She wrote in the letter, "I love you, Bill." Dad said he didn't want to force her to choose him. He wanted her to make this decision on her own. He loved her and hoped she loved him. You love who you love.
They got married Sept. 1, 1958. Their wedding picture that sits on my desk is in black and white. They hold hands; their smiles are big and proud. Mom wears a tea-length dress, with a boat neck line, and sheer three-quarters sleeves, holding a Bible wrapped in ribbons in her left hand. Dad is dressed in a white dinner jacket with black slacks and bow tie, looking very Sidney Poitier in "Guess Who's Coming to Dinner." They stand in front of the church steps, with one of the church doors open, leading you in.
Mom tells me what I don't see in the picture. Off to the right, a group of white people have gathered on the boulevard across the street. A group of men, women, girls and boys watch my parents' wedding party as friends and family leave the church. No harsh words are said, just the typical Minnesota gawking, looking. This is 1958 in Minnesota. It may not be against the law but it is rare to see an interracial couple getting married.
But someone must have minded, because the windows of the church, which is no longer there, north of Interstate Hwy. 94, were broken out that night.

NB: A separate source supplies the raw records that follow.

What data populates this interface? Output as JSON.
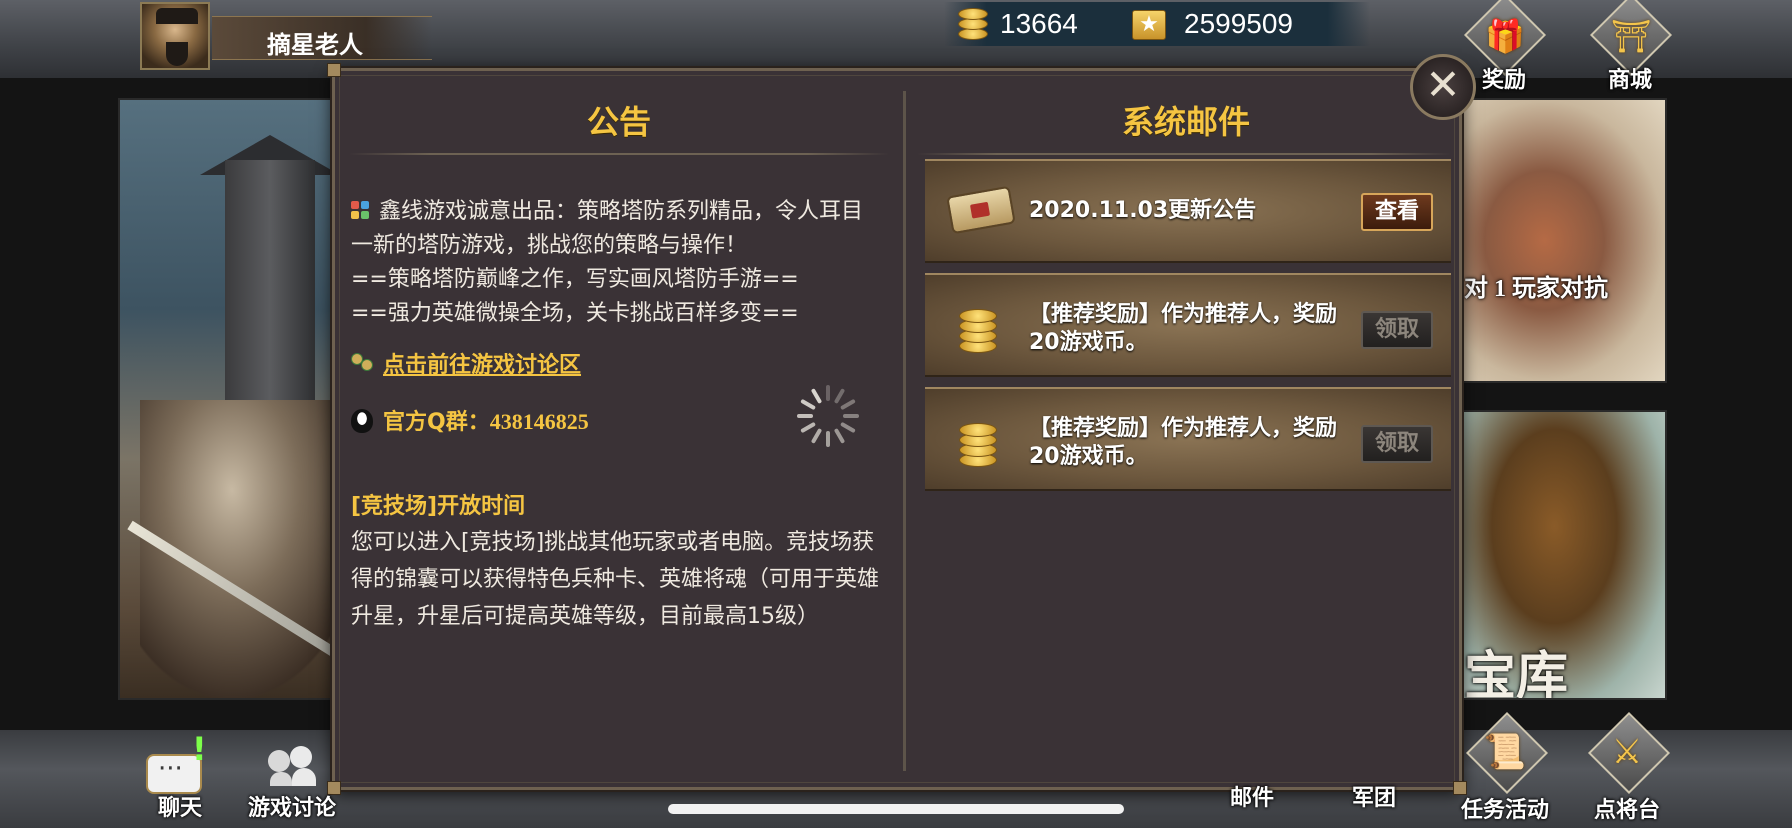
{
  "player": {
    "name": "摘星老人",
    "coins": "13664",
    "stars": "2599509"
  },
  "top_nav": {
    "reward_label": "奖励",
    "shop_label": "商城"
  },
  "background": {
    "pvp_caption": "对 1 玩家对抗",
    "treasure_caption": "宝库"
  },
  "dialog": {
    "announcement": {
      "title": "公告",
      "intro": "鑫线游戏诚意出品：策略塔防系列精品，令人耳目一新的塔防游戏，挑战您的策略与操作！",
      "line1": "==策略塔防巅峰之作，写实画风塔防手游==",
      "line2": "==强力英雄微操全场，关卡挑战百样多变==",
      "forum_link": "点击前往游戏讨论区",
      "qq_label": "官方Q群：",
      "qq_number": "438146825",
      "arena_heading": "[竞技场]开放时间",
      "arena_body": "您可以进入[竞技场]挑战其他玩家或者电脑。竞技场获得的锦囊可以获得特色兵种卡、英雄将魂（可用于英雄升星，升星后可提高英雄等级，目前最高15级）"
    },
    "mail": {
      "title": "系统邮件",
      "items": [
        {
          "icon": "scroll-icon",
          "text": "2020.11.03更新公告",
          "button": "查看",
          "button_state": "active"
        },
        {
          "icon": "coins-icon",
          "text": "【推荐奖励】作为推荐人，奖励20游戏币。",
          "button": "领取",
          "button_state": "disabled"
        },
        {
          "icon": "coins-icon",
          "text": "【推荐奖励】作为推荐人，奖励20游戏币。",
          "button": "领取",
          "button_state": "disabled"
        }
      ]
    },
    "close_symbol": "✕"
  },
  "bottom_nav": {
    "chat_label": "聊天",
    "discuss_label": "游戏讨论",
    "mail_label": "邮件",
    "guild_label": "军团",
    "event_label": "任务活动",
    "arena_label": "点将台"
  },
  "colors": {
    "accent_gold": "#f5c542",
    "dialog_bg": "#3a3236",
    "mail_card": "#6d583e"
  }
}
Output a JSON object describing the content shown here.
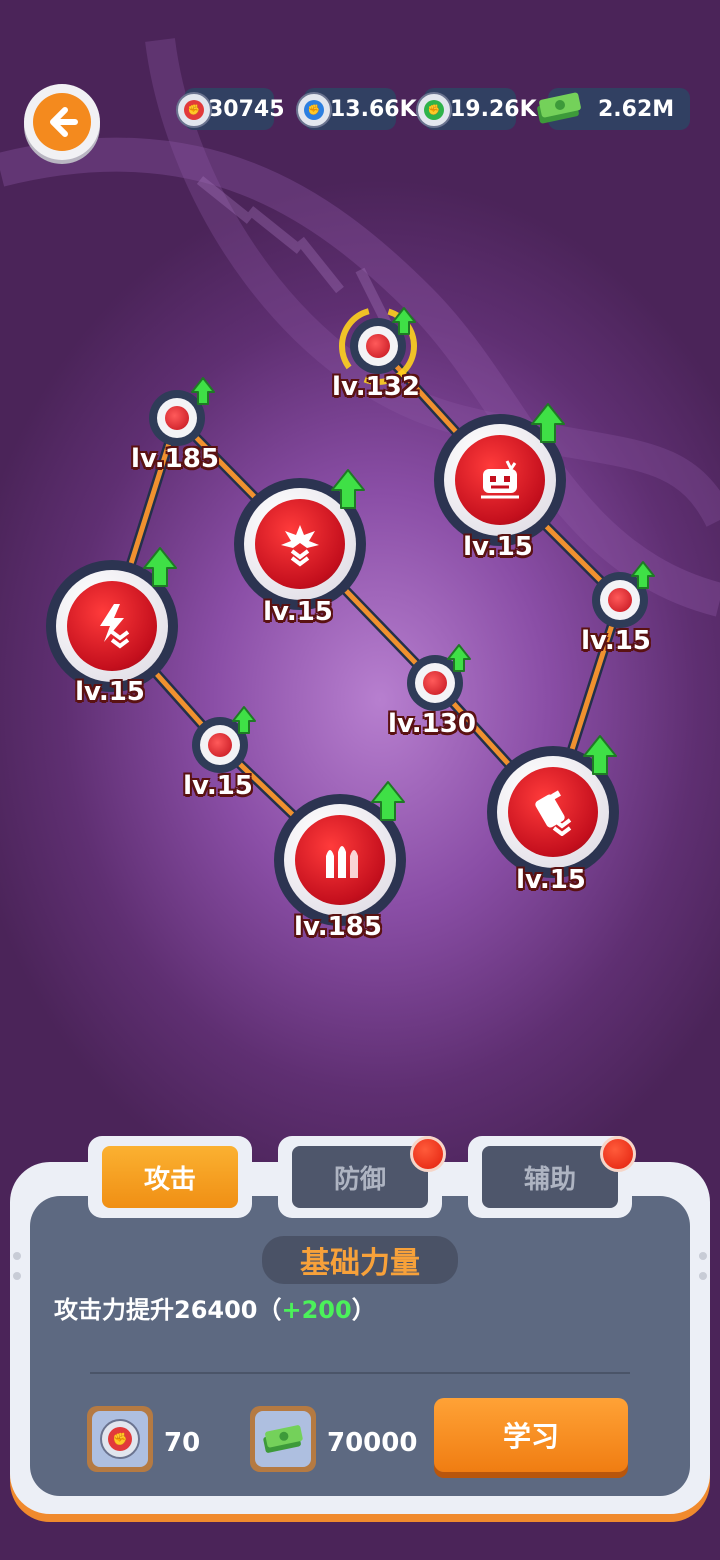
{
  "header": {
    "back_icon": "arrow-left-icon",
    "resources": [
      {
        "name": "red-fist-token",
        "value": "30745",
        "color": "#e23a3a"
      },
      {
        "name": "blue-fist-token",
        "value": "13.66K",
        "color": "#2c7fe0"
      },
      {
        "name": "green-fist-token",
        "value": "19.26K",
        "color": "#2fb34a"
      },
      {
        "name": "cash",
        "value": "2.62M",
        "color": "#56b94a"
      }
    ]
  },
  "tree": {
    "nodes": [
      {
        "level": "lv.132",
        "type": "small",
        "selected": true
      },
      {
        "level": "lv.185",
        "type": "small"
      },
      {
        "level": "lv.15",
        "type": "big",
        "icon": "explosion-chevrons-icon"
      },
      {
        "level": "lv.15",
        "type": "big",
        "icon": "robot-head-icon"
      },
      {
        "level": "lv.15",
        "type": "small"
      },
      {
        "level": "lv.15",
        "type": "big",
        "icon": "bolt-chevrons-icon"
      },
      {
        "level": "lv.130",
        "type": "small"
      },
      {
        "level": "lv.15",
        "type": "small"
      },
      {
        "level": "lv.185",
        "type": "big",
        "icon": "bullets-icon"
      },
      {
        "level": "lv.15",
        "type": "big",
        "icon": "canister-chevrons-icon"
      }
    ],
    "upgrade_arrow_color": "#3fe046"
  },
  "panel": {
    "tabs": [
      {
        "label": "攻击",
        "active": true,
        "badge": false
      },
      {
        "label": "防御",
        "active": false,
        "badge": true
      },
      {
        "label": "辅助",
        "active": false,
        "badge": true
      }
    ],
    "skill_title": "基础力量",
    "desc_main": "攻击力提升26400（",
    "desc_bonus": "+200",
    "desc_end": "）",
    "cost": [
      {
        "icon": "red-fist-token-icon",
        "value": "70"
      },
      {
        "icon": "cash-icon",
        "value": "70000"
      }
    ],
    "learn_label": "学习"
  }
}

My parents were married almost 50 years. My dad died in February 2008. My parents may have come from different races, but they were meant for each other. They believed that justice for all was important. They were not afraid to go out on a limb for someone. They were not afraid to cross the color line to see someone like themselves.
I write this story now because the debate over same-sex marriage is the same, though not exactly the same, as it was for interracial marriages. State laws banning interracial marriage were struck down 45 years ago this week. Same-sex marriage may not be legal in certain states now, but it will be legal — a choice for all gay couples in future. It will take time, but it will happen.